C. DIAGNOSTICS STUDIES AND ITS POSSIBLE RESULTS


 DIAGNOSTIC MAMMOGRAM – A diagnostic mammogram is an x-ray of the breast. It
can help determine symptoms that are indicative of the presence of cancer. In addition
to finding tumors that are too small to feel, mammograms may also spot ductal
carcinoma in situ (DCIS)
 ULTRASOUND – A breast ultrasound is a scan that uses penetrating sound waves
causing echoes, which a computer uses to paint a picture of what’s happening inside the
breast tissue. It may provide evidence about whether a lump is solid mass, a cyst filled
with fluid, or a combination of the two.
 MRI - During a breast MRI, a magnet connected to a computer transmits magnetic
energy and radio waves (not radiation) through the breast tissue. It scans the tissue,
making detailed pictures of areas within the breast. These images help the medical team
distinguish between normal and diseased tissue.
 BIOPSY - A breast biopsy is a test that removes tissue or sometimes fluid from the
suspicious area. The removed cells are examined under a microscope and further tested
to check for the presence of breast cancer.

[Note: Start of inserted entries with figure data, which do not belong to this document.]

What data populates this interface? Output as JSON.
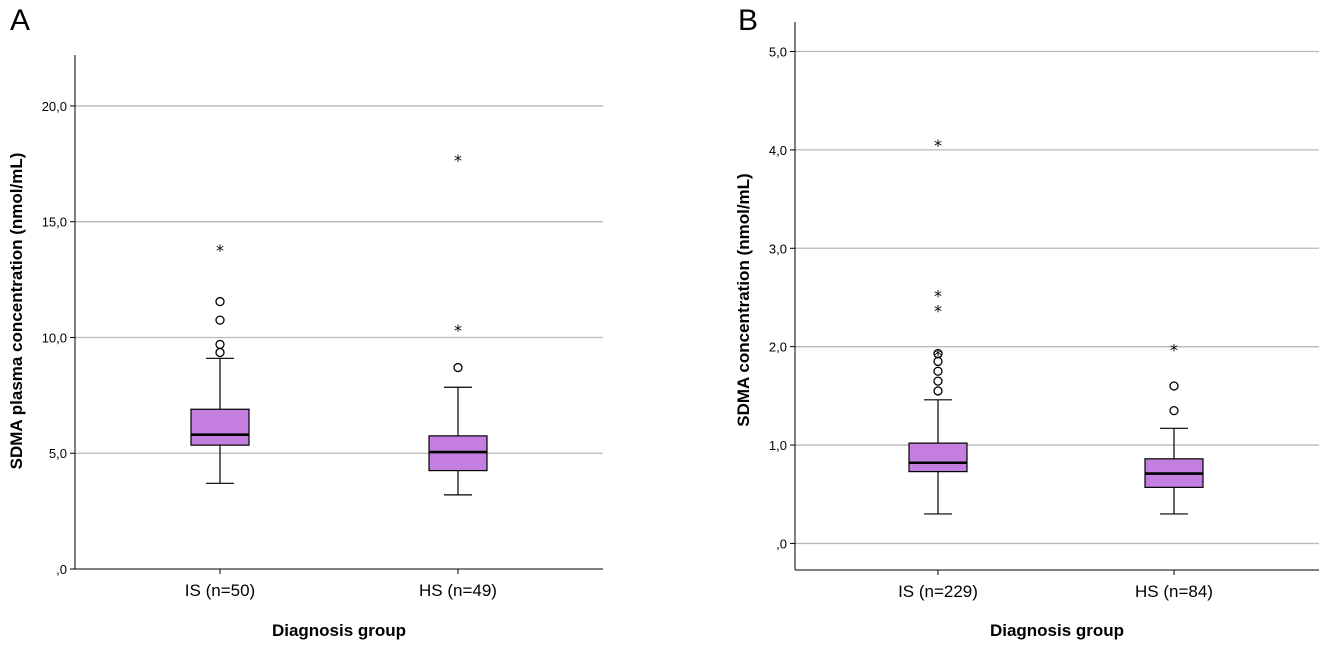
{
  "chart_data": [
    {
      "type": "boxplot",
      "panel_label": "A",
      "xlabel": "Diagnosis group",
      "ylabel": "SDMA plasma concentration (nmol/mL)",
      "ylim": [
        0,
        22.2
      ],
      "yticks": [
        0,
        5,
        10,
        15,
        20
      ],
      "ytick_labels": [
        ",0",
        "5,0",
        "10,0",
        "15,0",
        "20,0"
      ],
      "gridlines": true,
      "box_color": "#c47ee0",
      "groups": [
        {
          "label": "IS (n=50)",
          "whisker_low": 3.7,
          "q1": 5.35,
          "median": 5.8,
          "q3": 6.9,
          "whisker_high": 9.1,
          "outliers": [
            9.35,
            9.7,
            10.75,
            11.55
          ],
          "extremes": [
            13.9
          ]
        },
        {
          "label": "HS (n=49)",
          "whisker_low": 3.2,
          "q1": 4.25,
          "median": 5.05,
          "q3": 5.75,
          "whisker_high": 7.85,
          "outliers": [
            8.7
          ],
          "extremes": [
            10.45,
            17.8
          ]
        }
      ]
    },
    {
      "type": "boxplot",
      "panel_label": "B",
      "xlabel": "Diagnosis group",
      "ylabel": "SDMA concentration (nmol/mL)",
      "ylim": [
        -0.27,
        5.3
      ],
      "yticks": [
        0,
        1,
        2,
        3,
        4,
        5
      ],
      "ytick_labels": [
        ",0",
        "1,0",
        "2,0",
        "3,0",
        "4,0",
        "5,0"
      ],
      "gridlines": true,
      "box_color": "#c47ee0",
      "groups": [
        {
          "label": "IS (n=229)",
          "whisker_low": 0.3,
          "q1": 0.73,
          "median": 0.82,
          "q3": 1.02,
          "whisker_high": 1.46,
          "outliers": [
            1.55,
            1.65,
            1.75,
            1.85,
            1.93
          ],
          "extremes": [
            1.95,
            2.4,
            2.55,
            4.08
          ]
        },
        {
          "label": "HS (n=84)",
          "whisker_low": 0.3,
          "q1": 0.57,
          "median": 0.71,
          "q3": 0.86,
          "whisker_high": 1.17,
          "outliers": [
            1.35,
            1.6
          ],
          "extremes": [
            2.0
          ]
        }
      ]
    }
  ]
}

A biopsy is the only diagnostic procedure
that can definitely determine if the suspicious area is cancerous.

D. MEDICAL-SURGICAL MANAGEMENT
 Breast-conserving surgery (also called a lumpectomy, quadrantectomy, partial
mastectomy, or segmental mastectomy) is a surgery in which only the part of the breast
containing the cancer is removed. The goal is to remove the cancer as well as some
surrounding normal tissue. How much breast is removed depends on where and how big
the tumor is, as well as other factors.
 Axillary lymph node dissection is the removal of some or all fat-enmeshed axillary lymph
nodes for determination of extent of disease spread; the single most important
determinant for prognosis and for need for adjuvant treatment.
 Mastectomy is a surgery in which the entire breast is removed, including all of the breast
tissue and sometimes other nearby tissues. There are several different types of
mastectomies. Some women may also get a double mastectomy, in which both breasts
are removed.

E. PHARMACOLOGIC MANAGEMENT

 Tamoxifen (Nolvadex), Toremifene (Fareston) - Blocks estrogen receptors


 Fulvestrant (Faslodex) - Destroys estrogen receptors
 Anastrozole (Arimidex), Letrozole (Femara), Exemestane (Aromasin), Aminoglutethimide
(Cytadren) - prevents production of estrogend by inhibiting aromatase.